While I was reading my copy of your book I found your sentence:  "Chateaubriand´s tale of incest was, he said, conceived under the very elm in Middlesex, England, where Byron s´abandonnait aux caprices de son âge.
The reference ( number 5) at the end of the chapter doesn´t mention Byron´s poem "Lines written Beneath an Elm in the Churchyard of Harrow", nor do you refer to it among Byron´s other works ( nor to  his "Don Juan" in connection with ADA´s don juanesque themes ).
 
I got what I´m copying below by googling and adding it to my notes. If you haven´t yet read this Under the Elm poem please check if it was indeed Byron´s ( I could have made a mistake during the copying/pasting process ).
What called my attention at the time was its similarity with a very famous Lied by Schubert. Anyone who has lived in Germany would know this song ( i.e, VN could have heard it at least once ) but the tree is not an elm but a lime-tree ( "Lindenbaum"). 
Its title is " Am Brunen vor dem Tore" ( I´m also uncertain about this spelling...)
 

 

Lines Written Beneath an Elm in the Churchyard of Harrow

Spot of my youth! whose hoary branches sigh,
Swept by the breeze that fans thy cloudless sky;
Where now alone I muse, who oft have trod,
With those I loved, thy soft and verdant sod;
With those who, scattered far, perchance deplore,
Like me, the happy scenes they knew before:
Oh! as I trace again thy winding hill,
Mine eyes admire, my heart adores thee still,
Thou drooping Elm! beneath whose boughs I lay,
And frequent mused the twilight hours away;
Where, as they once were wont, my limbs recline,
But ah! without the thoughts which then were mine.
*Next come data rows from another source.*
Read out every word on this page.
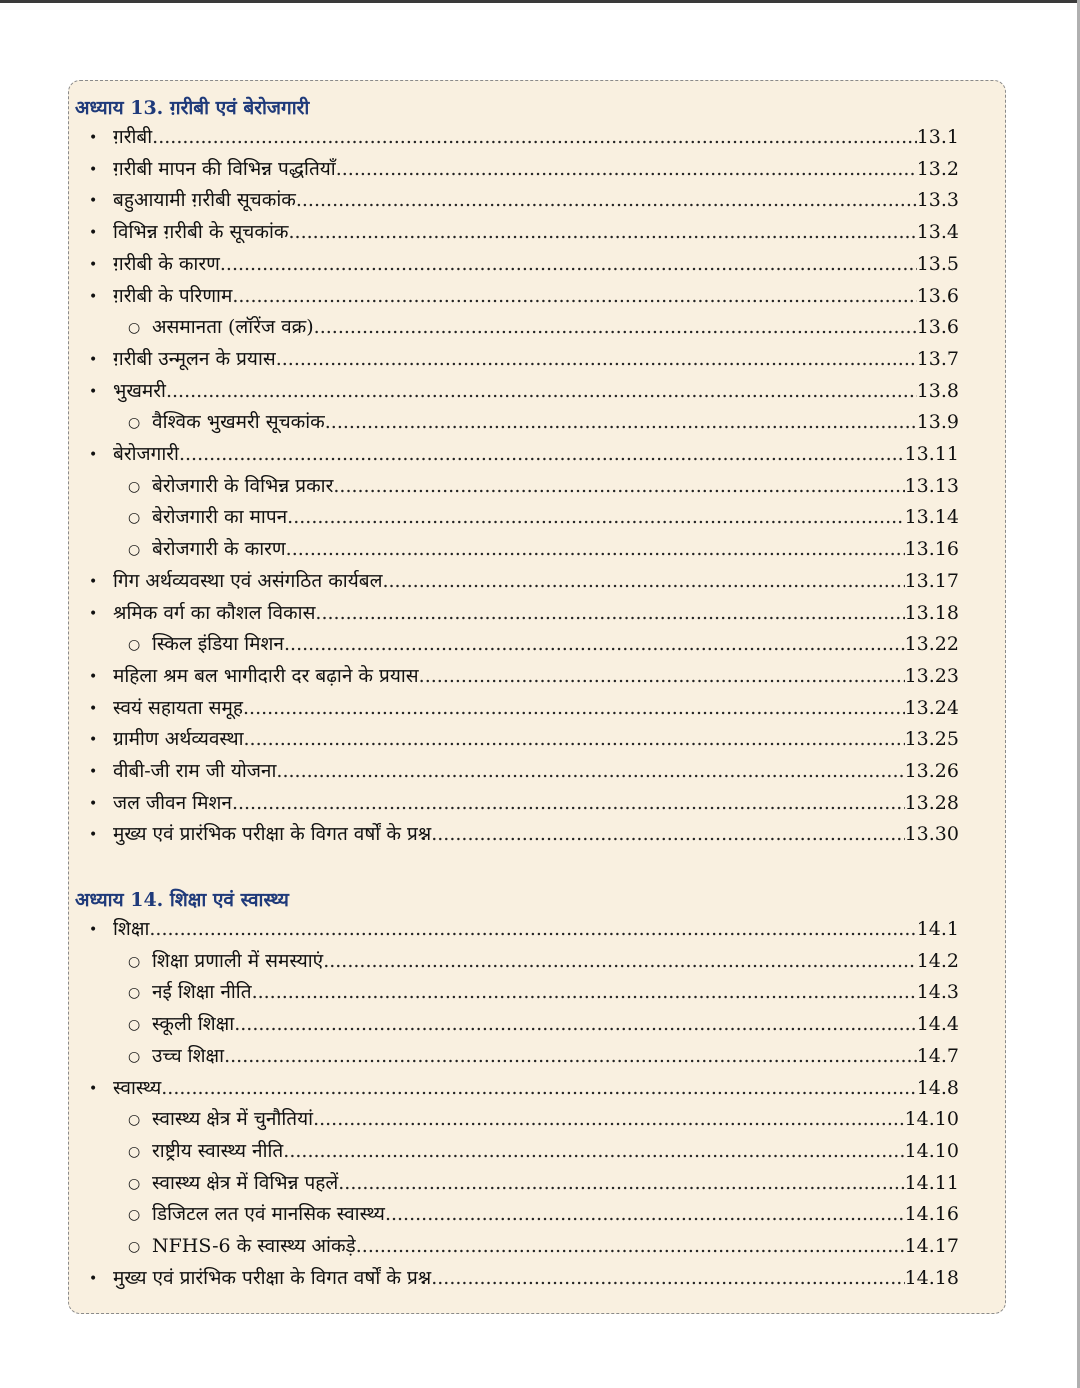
अध्याय 13. ग़रीबी एवं बेरोजगारी
• ग़रीबी .....	13.1
• ग़रीबी मापन की विभिन्न पद्धतियाँ .....	13.2
• बहुआयामी ग़रीबी सूचकांक .....	13.3
• विभिन्न ग़रीबी के सूचकांक .....	13.4
• ग़रीबी के कारण .....	13.5
• ग़रीबी के परिणाम .....	13.6
○ असमानता (लॉरेंज वक्र) .....	13.6
• ग़रीबी उन्मूलन के प्रयास .....	13.7
• भुखमरी .....	13.8
○ वैश्विक भुखमरी सूचकांक .....	13.9
• बेरोजगारी .....	13.11
○ बेरोजगारी के विभिन्न प्रकार .....	13.13
○ बेरोजगारी का मापन .....	13.14
○ बेरोजगारी के कारण .....	13.16
• गिग अर्थव्यवस्था एवं असंगठित कार्यबल .....	13.17
• श्रमिक वर्ग का कौशल विकास .....	13.18
○ स्किल इंडिया मिशन .....	13.22
• महिला श्रम बल भागीदारी दर बढ़ाने के प्रयास .....	13.23
• स्वयं सहायता समूह .....	13.24
• ग्रामीण अर्थव्यवस्था .....	13.25
• वीबी-जी राम जी योजना .....	13.26
• जल जीवन मिशन .....	13.28
• मुख्य एवं प्रारंभिक परीक्षा के विगत वर्षों के प्रश्न .....	13.30
अध्याय 14. शिक्षा एवं स्वास्थ्य
• शिक्षा .....	14.1
○ शिक्षा प्रणाली में समस्याएं .....	14.2
○ नई शिक्षा नीति .....	14.3
○ स्कूली शिक्षा .....	14.4
○ उच्च शिक्षा .....	14.7
• स्वास्थ्य .....	14.8
○ स्वास्थ्य क्षेत्र में चुनौतियां .....	14.10
○ राष्ट्रीय स्वास्थ्य नीति .....	14.10
○ स्वास्थ्य क्षेत्र में विभिन्न पहलें .....	14.11
○ डिजिटल लत एवं मानसिक स्वास्थ्य .....	14.16
○ NFHS-6 के स्वास्थ्य आंकड़े .....	14.17
• मुख्य एवं प्रारंभिक परीक्षा के विगत वर्षों के प्रश्न .....	14.18
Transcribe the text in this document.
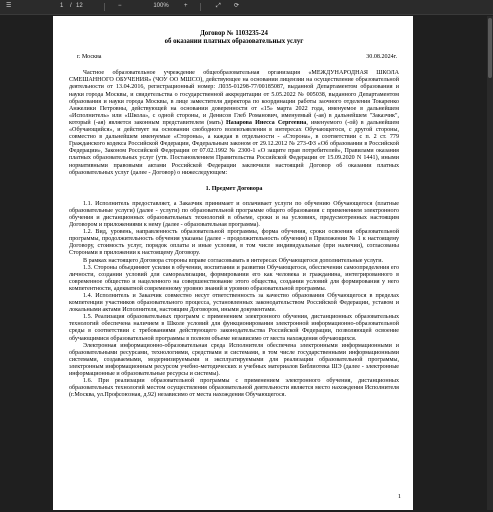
☰	1 / 12	−	100%	+	⤢ ⟳
Договор № 1103235-24
об оказании платных образовательных услуг
г. Москва	30.08.2024г.

Частное образовательное учреждение общеобразовательная организация «МЕЖДУНАРОДНАЯ ШКОЛА СМЕШАННОГО ОБУЧЕНИЯ» (ЧОУ ОО МШСО), действующее на основании лицензии на осуществление образовательной деятельности от 13.04.2016, регистрационный номер: Л035-01298-77/00185087, выданной Департаментом образования и науки города Москвы, и свидетельства о государственной аккредитации от 5.05.2022 № 005038, выданного Департаментом образования и науки города Москвы, в лице заместителя директора по координации работы заочного отделения Токаренко Анжелики Петровны, действующей на основании доверенности от «15» марта 2022 года, именуемое в дальнейшем «Исполнитель» или «Школа», с одной стороны, и Денисов Глеб Романович, именуемый (-ая) в дальнейшем "Заказчик", который (-ая) является законным представителем (мать) Назарова Инесса Сергеевна, именуемого (-ой) в дальнейшем «Обучающийся», и действует на основании свободного волеизъявления в интересах Обучающегося, с другой стороны, совместно в дальнейшем именуемые «Стороны», а каждая в отдельности - «Сторона», в соответствии с п. 2 ст. 779 Гражданского кодекса Российской Федерации, Федеральным законом от 29.12.2012 № 273-ФЗ «Об образовании в Российской Федерации», Законом Российской Федерации от 07.02.1992 № 2300-1 «О защите прав потребителей», Правилами оказания платных образовательных услуг (утв. Постановлением Правительства Российской Федерации от 15.09.2020 N 1441), иными нормативными правовыми актами Российской Федерации заключили настоящий Договор об оказании платных образовательных услуг (далее - Договор) о нижеследующем:

1. Предмет Договора

1.1. Исполнитель предоставляет, а Заказчик принимает и оплачивает услуги по обучению Обучающегося (платные образовательные услуги) (далее - услуги) по образовательной программе общего образования с применением электронного обучения и дистанционных образовательных технологий в объеме, сроки и на условиях, предусмотренных настоящим Договором и приложениями к нему (далее - образовательная программа).

1.2. Вид, уровень, направленность образовательной программы, форма обучения, сроки освоения образовательной программы, продолжительность обучения указаны (далее - продолжительность обучения) в Приложении № 1 к настоящему Договору, стоимость услуг, порядок оплаты и иные условия, в том числе индивидуальные (при наличии), согласованы Сторонами в приложении к настоящему Договору.

В рамках настоящего Договора стороны вправе согласовывать в интересах Обучающегося дополнительные услуги.

1.3. Стороны объединяют усилия в обучении, воспитании и развитии Обучающегося, обеспечении самоопределения его личности, создании условий для самореализации, формировании его как человека и гражданина, интегрированного в современное общество и нацеленного на совершенствование этого общества, создании условий для формирования у него компетентности, адекватной современному уровню знаний и уровню образовательной программы.

1.4. Исполнитель и Заказчик совместно несут ответственность за качество образования Обучающегося в пределах компетенции участников образовательного процесса, установленных законодательством Российской Федерации, уставом и локальными актами Исполнителя, настоящим Договором, иными документами.

1.5. Реализация образовательных программ с применением электронного обучения, дистанционных образовательных технологий обеспечена наличием в Школе условий для функционирования электронной информационно-образовательной среды в соответствии с требованиями действующего законодательства Российской Федерации, позволяющей освоение обучающимися образовательной программы в полном объеме независимо от места нахождения обучающихся.

Электронная информационно-образовательная среда Исполнителя обеспечена электронными информационными и образовательными ресурсами, технологиями, средствами и системами, в том числе государственными информационными системами, создаваемыми, модернизируемыми и эксплуатируемыми для реализации образовательной программы, электронным информационным ресурсом учебно-методических и учебных материалов Библиотека ШЭ (далее - электронные информационные и образовательные ресурсы и системы).

1.6. При реализации образовательной программы с применением электронного обучения, дистанционных образовательных технологий местом осуществления образовательной деятельности является место нахождения Исполнителя (г.Москва, ул.Профсоюзная, д.92) независимо от места нахождения Обучающегося.

1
How do thy branches, moaning to the blast,
Invite the bosom to recall the past,
And seem to whisper, as the gently swell,
"Take, while thou canst, a lingering, last farewell!"
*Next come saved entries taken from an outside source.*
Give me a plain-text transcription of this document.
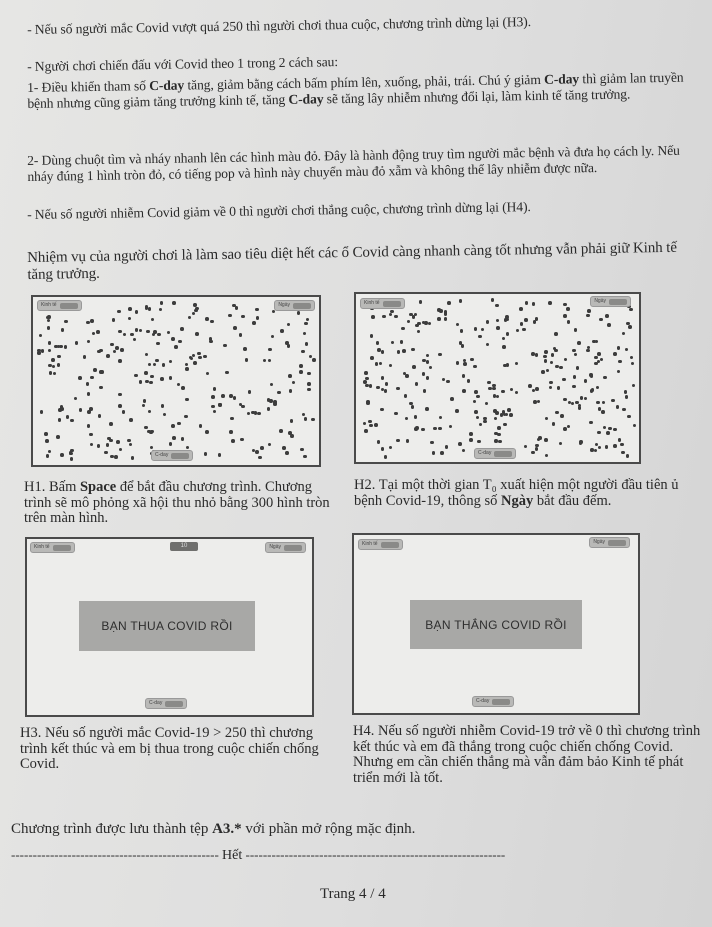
- Nếu số người mắc Covid vượt quá 250 thì người chơi thua cuộc, chương trình dừng lại (H3).
- Người chơi chiến đấu với Covid theo 1 trong 2 cách sau:
1- Điều khiển tham số C-day tăng, giảm bằng cách bấm phím lên, xuống, phải, trái. Chú ý giảm C-day thì giảm lan truyền bệnh nhưng cũng giảm tăng trưởng kinh tế, tăng C-day sẽ tăng lây nhiễm nhưng đổi lại, làm kinh tế tăng trưởng.
2- Dùng chuột tìm và nháy nhanh lên các hình màu đỏ. Đây là hành động truy tìm người mắc bệnh và đưa họ cách ly. Nếu nháy đúng 1 hình tròn đỏ, có tiếng pop và hình này chuyển màu đỏ xẫm và không thể lây nhiễm được nữa.
- Nếu số người nhiễm Covid giảm về 0 thì người chơi thắng cuộc, chương trình dừng lại (H4).
Nhiệm vụ của người chơi là làm sao tiêu diệt hết các ổ Covid càng nhanh càng tốt nhưng vẫn phải giữ Kinh tế tăng trưởng.
Kinh tế	Ngày
C-day
Kinh tế	Ngày
C-day
H1. Bấm Space để bắt đầu chương trình. Chương trình sẽ mô phỏng xã hội thu nhỏ bằng 300 hình tròn trên màn hình.
H2. Tại một thời gian T₀ xuất hiện một người đầu tiên ủ bệnh Covid-19, thông số Ngày bắt đầu đếm.
Kinh tế	10	Ngày
BẠN THUA COVID RỒI
C-day
Kinh tế	Ngày
BẠN THẮNG COVID RỒI
C-day
H3. Nếu số người mắc Covid-19 > 250 thì chương trình kết thúc và em bị thua trong cuộc chiến chống Covid.
H4. Nếu số người nhiễm Covid-19 trở về 0 thì chương trình kết thúc và em đã thắng trong cuộc chiến chống Covid. Nhưng em cần chiến thắng mà vẫn đảm bảo Kinh tế phát triển mới là tốt.
Chương trình được lưu thành tệp A3.* với phần mở rộng mặc định.
------------------------------------------------ Hết ------------------------------------------------------------
Trang 4 / 4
When fate shall chill, at length, this fevered breast,
And calm its cares and passions into rest,
Oft have I thought, 'twould soothe my dying hour, -
If aught may soothe when life resigns her power, -
To know some humbler grave, some narrow cell,
Would hide my bosom where it loved to dwell.
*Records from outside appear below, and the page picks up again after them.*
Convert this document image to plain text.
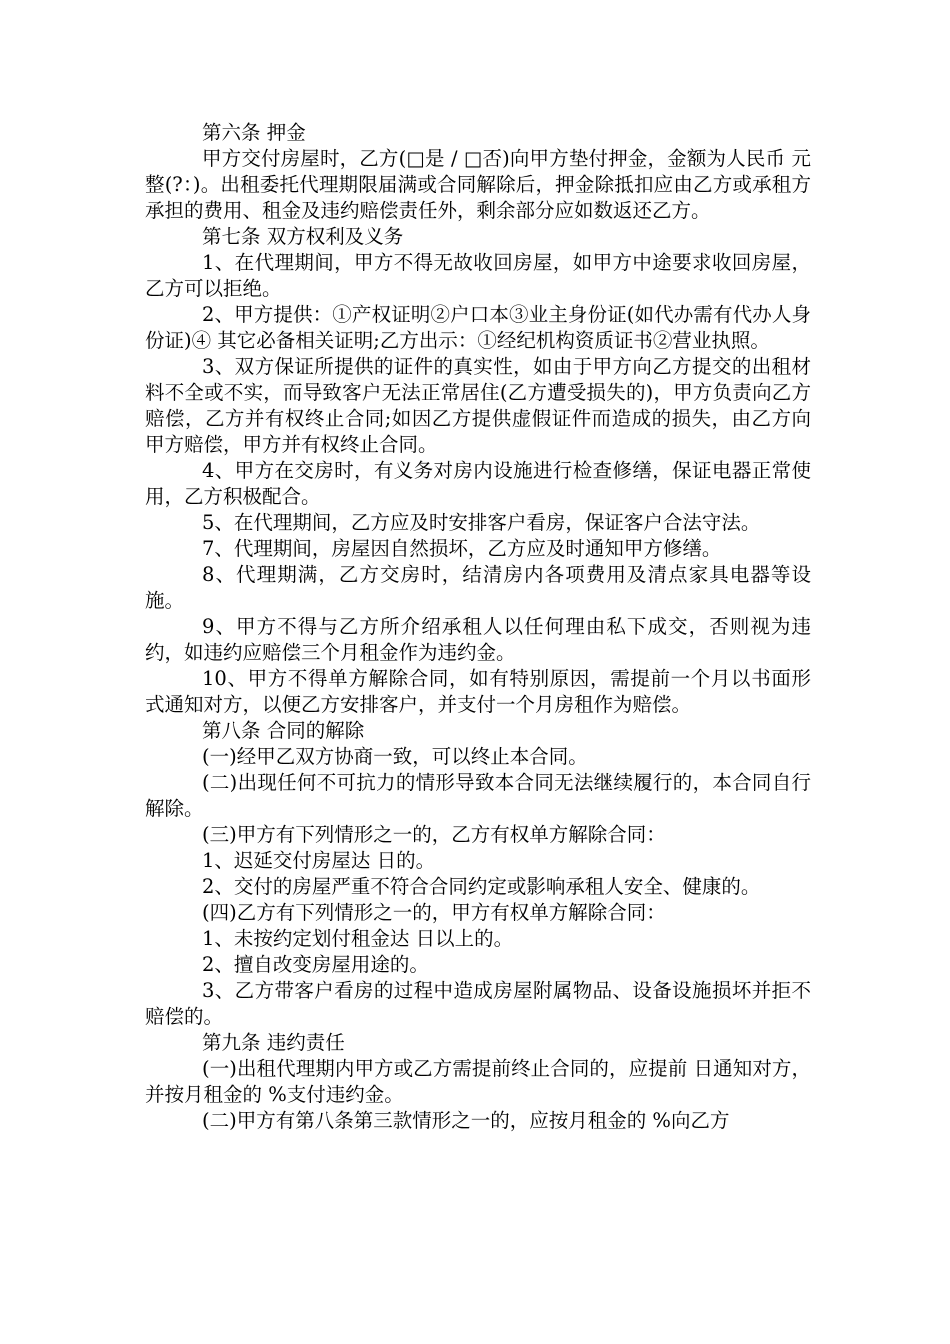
第六条 押金

甲方交付房屋时，乙方(□是 / □否)向甲方垫付押金，金额为人民币 元整(?：)。出租委托代理期限届满或合同解除后，押金除抵扣应由乙方或承租方承担的费用、租金及违约赔偿责任外，剩余部分应如数返还乙方。

第七条 双方权利及义务

1、在代理期间，甲方不得无故收回房屋，如甲方中途要求收回房屋，乙方可以拒绝。

2、甲方提供：①产权证明②户口本③业主身份证(如代办需有代办人身份证)④ 其它必备相关证明;乙方出示：①经纪机构资质证书②营业执照。

3、双方保证所提供的证件的真实性，如由于甲方向乙方提交的出租材料不全或不实，而导致客户无法正常居住(乙方遭受损失的)，甲方负责向乙方赔偿，乙方并有权终止合同;如因乙方提供虚假证件而造成的损失，由乙方向甲方赔偿，甲方并有权终止合同。

4、甲方在交房时，有义务对房内设施进行检查修缮，保证电器正常使用，乙方积极配合。

5、在代理期间，乙方应及时安排客户看房，保证客户合法守法。

7、代理期间，房屋因自然损坏，乙方应及时通知甲方修缮。

8、代理期满，乙方交房时，结清房内各项费用及清点家具电器等设施。

9、甲方不得与乙方所介绍承租人以任何理由私下成交，否则视为违约，如违约应赔偿三个月租金作为违约金。

10、甲方不得单方解除合同，如有特别原因，需提前一个月以书面形式通知对方，以便乙方安排客户，并支付一个月房租作为赔偿。

第八条 合同的解除

(一)经甲乙双方协商一致，可以终止本合同。

(二)出现任何不可抗力的情形导致本合同无法继续履行的，本合同自行解除。

(三)甲方有下列情形之一的，乙方有权单方解除合同：

1、迟延交付房屋达 日的。

2、交付的房屋严重不符合合同约定或影响承租人安全、健康的。

(四)乙方有下列情形之一的，甲方有权单方解除合同：

1、未按约定划付租金达 日以上的。

2、擅自改变房屋用途的。

3、乙方带客户看房的过程中造成房屋附属物品、设备设施损坏并拒不赔偿的。

第九条 违约责任

(一)出租代理期内甲方或乙方需提前终止合同的，应提前 日通知对方，并按月租金的 %支付违约金。

(二)甲方有第八条第三款情形之一的，应按月租金的 %向乙方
With this fond dream, methinks, 'twere sweet to die -
And here it lingered, here my heart might lie;
Here might I sleep, where all my hopes arose,
Scene of my youth, and couch of my repose;
For ever stretched beneath this mantling shade,
Pressed by the turf where once my childhood played;
Wrapped by the soil that veils the spot I loved,
Mixed with the earth o'er which my footsteps moved;
Blest by the tongues that charmed my youthful ear,
Mourned by the few my soul acknowledged here;
Deplored by those in early days allied,
And unremembered by the world beside.